Diehr P, Koepsell T, Cheadle A, Psaty B M, Wagner E, Curry S
Department of Biostatistics, University of Washington, Seattle 98195.
J Clin Epidemiol. 1993 Oct;46(10):1141-9. doi: 10.1016/0895-4356(93)90113-f.
Communities differ in the prevalence of various health behaviors, but it is not known to what extent these differences are due to "different types" of people living in them. We used data from the evaluation of the Henry J Kaiser Family Foundation Community Health Promotion Grant Program to study individual-level and community-level variation in health behaviors for 15 communities. Our results show (1) there was significant variation among these communities in prevalences of smoking, consumption of alcohol and dietary fat, and use of seatbelts; (2) these differences persisted after control for demographic, health status, and other health behavioral characteristics of the people in the communities; (3) the community effect on a particular person's behavior, as represented by R2, was very small (less than 1%); and (4) the adjusted differences in prevalences among communities were potentially large (for example, a 7 percentage point difference in the probability of smoking). Unique features of communities may influence health behaviors. These findings affirm the potential importance of contextual effects on individual health behavior and thus support the theory that changing the community environment may offer effective ways to change individual health behavior.
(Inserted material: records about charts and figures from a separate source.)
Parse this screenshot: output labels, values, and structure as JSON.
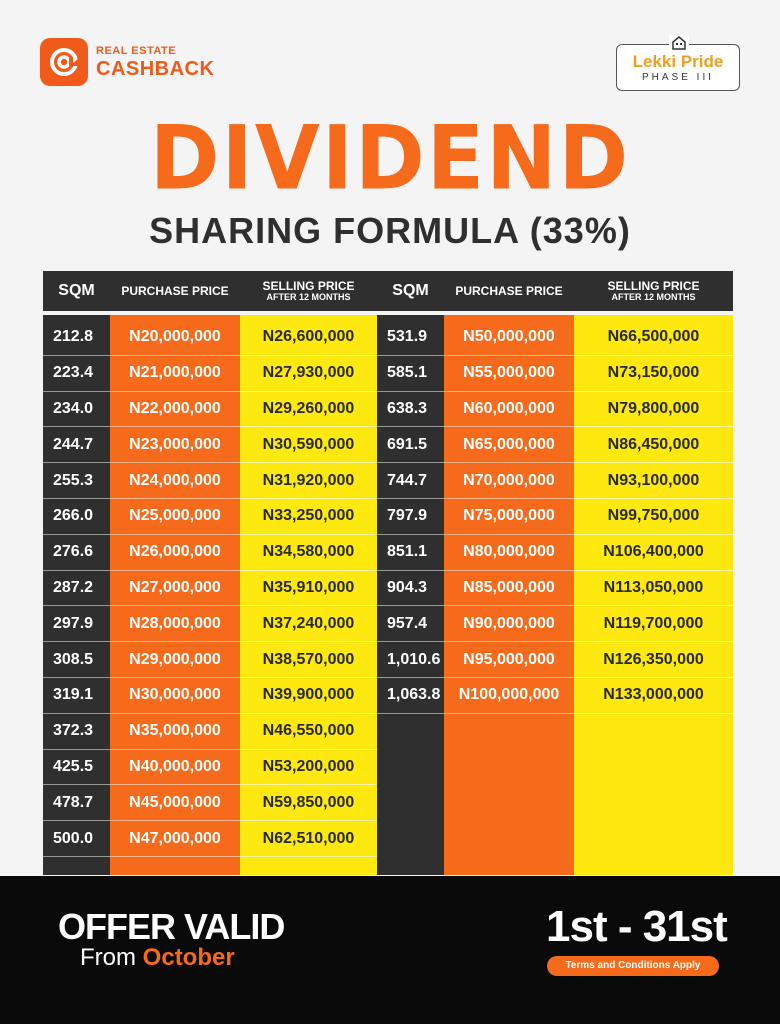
{
  "brand": {
    "small": "REAL ESTATE",
    "big": "CASHBACK",
    "icon": "cashback-logo-icon"
  },
  "lekki": {
    "name": "Lekki Pride",
    "phase": "PHASE III",
    "icon": "house-icon"
  },
  "title": {
    "main": "DIVIDEND",
    "sub": "SHARING FORMULA (33%)"
  },
  "table": {
    "headers": {
      "sqm": "SQM",
      "purchase": "PURCHASE PRICE",
      "selling": "SELLING PRICE",
      "selling_sub": "AFTER 12 MONTHS"
    },
    "left": [
      {
        "sqm": "212.8",
        "purchase": "N20,000,000",
        "selling": "N26,600,000"
      },
      {
        "sqm": "223.4",
        "purchase": "N21,000,000",
        "selling": "N27,930,000"
      },
      {
        "sqm": "234.0",
        "purchase": "N22,000,000",
        "selling": "N29,260,000"
      },
      {
        "sqm": "244.7",
        "purchase": "N23,000,000",
        "selling": "N30,590,000"
      },
      {
        "sqm": "255.3",
        "purchase": "N24,000,000",
        "selling": "N31,920,000"
      },
      {
        "sqm": "266.0",
        "purchase": "N25,000,000",
        "selling": "N33,250,000"
      },
      {
        "sqm": "276.6",
        "purchase": "N26,000,000",
        "selling": "N34,580,000"
      },
      {
        "sqm": "287.2",
        "purchase": "N27,000,000",
        "selling": "N35,910,000"
      },
      {
        "sqm": "297.9",
        "purchase": "N28,000,000",
        "selling": "N37,240,000"
      },
      {
        "sqm": "308.5",
        "purchase": "N29,000,000",
        "selling": "N38,570,000"
      },
      {
        "sqm": "319.1",
        "purchase": "N30,000,000",
        "selling": "N39,900,000"
      },
      {
        "sqm": "372.3",
        "purchase": "N35,000,000",
        "selling": "N46,550,000"
      },
      {
        "sqm": "425.5",
        "purchase": "N40,000,000",
        "selling": "N53,200,000"
      },
      {
        "sqm": "478.7",
        "purchase": "N45,000,000",
        "selling": "N59,850,000"
      },
      {
        "sqm": "500.0",
        "purchase": "N47,000,000",
        "selling": "N62,510,000"
      }
    ],
    "right": [
      {
        "sqm": "531.9",
        "purchase": "N50,000,000",
        "selling": "N66,500,000"
      },
      {
        "sqm": "585.1",
        "purchase": "N55,000,000",
        "selling": "N73,150,000"
      },
      {
        "sqm": "638.3",
        "purchase": "N60,000,000",
        "selling": "N79,800,000"
      },
      {
        "sqm": "691.5",
        "purchase": "N65,000,000",
        "selling": "N86,450,000"
      },
      {
        "sqm": "744.7",
        "purchase": "N70,000,000",
        "selling": "N93,100,000"
      },
      {
        "sqm": "797.9",
        "purchase": "N75,000,000",
        "selling": "N99,750,000"
      },
      {
        "sqm": "851.1",
        "purchase": "N80,000,000",
        "selling": "N106,400,000"
      },
      {
        "sqm": "904.3",
        "purchase": "N85,000,000",
        "selling": "N113,050,000"
      },
      {
        "sqm": "957.4",
        "purchase": "N90,000,000",
        "selling": "N119,700,000"
      },
      {
        "sqm": "1,010.6",
        "purchase": "N95,000,000",
        "selling": "N126,350,000"
      },
      {
        "sqm": "1,063.8",
        "purchase": "N100,000,000",
        "selling": "N133,000,000"
      }
    ]
  },
  "footer": {
    "offer_line1": "OFFER VALID",
    "offer_from": "From",
    "offer_month": "October",
    "dates": "1st - 31st",
    "terms": "Terms and Conditions Apply"
  },
  "colors": {
    "orange": "#f56a1b",
    "yellow": "#fde910",
    "dark": "#2f2f2f",
    "black": "#0a0a0a"
  }
}
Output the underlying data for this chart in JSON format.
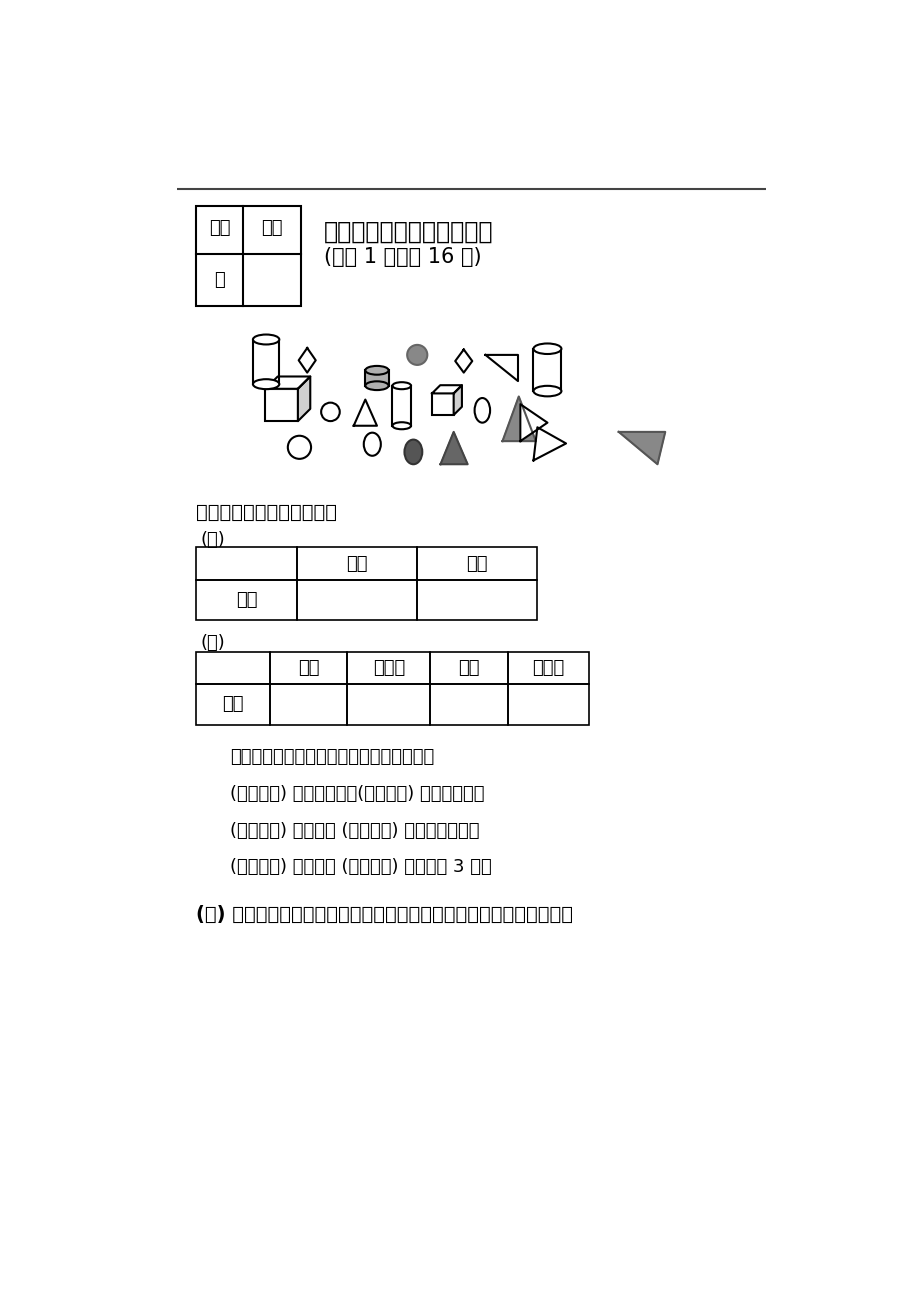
{
  "title_bold": "五、按要求完成下面个体题",
  "title_normal": "(每空 1 分，共 16 分)",
  "grader_label1": "评卷",
  "grader_label2": "人",
  "score_label": "得分",
  "classify_label": "把分类的结果整理在表中。",
  "table1_header": [
    "灰色",
    "白色"
  ],
  "table1_row": "个数",
  "table2_header": [
    "囟柱",
    "正方体",
    "圆形",
    "三角形"
  ],
  "table2_row": "个数",
  "label_1": "(１)",
  "label_2": "(２)",
  "analysis_text": "根据上面表格分类的结果，回答以下问题。",
  "q1": "(　　　　) 的个数最多，(　　　　) 的个数最少。",
  "q2": "(　　　　) 的个数和 (　　　　) 的个数一样多。",
  "q3": "(　　　　) 的个数比 (　　　　) 的个数多 3 个。",
  "q4_bold": "(３) 如果把这些图形分成两组，可以怎样分？把分组的结果表示出来。",
  "bg_color": "#ffffff"
}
不同社区各种健康行为的流行程度存在差异,但尚不清楚这些差异在多大程度上是由于生活在其中的“不同类型”的人所致。我们利用亨利·J·凯泽家庭基金会社区健康促进资助项目评估中的数据,研究了15个社区健康行为在个体层面和社区层面的差异。我们的结果显示:(1)这些社区在吸烟、饮酒、膳食脂肪摄入以及使用安全带的流行程度方面存在显著差异;(2)在对社区中人群的人口统计学特征、健康状况和其他健康行为特征进行控制后,这些差异依然存在;(3)以R2表示的社区对特定个体行为的影响非常小(小于1%);(4)社区间流行程度的调整差异可能很大(例如,吸烟概率相差7个百分点)。社区的独特特征可能会影响健康行为。这些发现证实了背景因素对个体健康行为潜在的重要性,从而支持了这样一种理论,即改变社区环境可能提供改变个体健康行为的有效方法。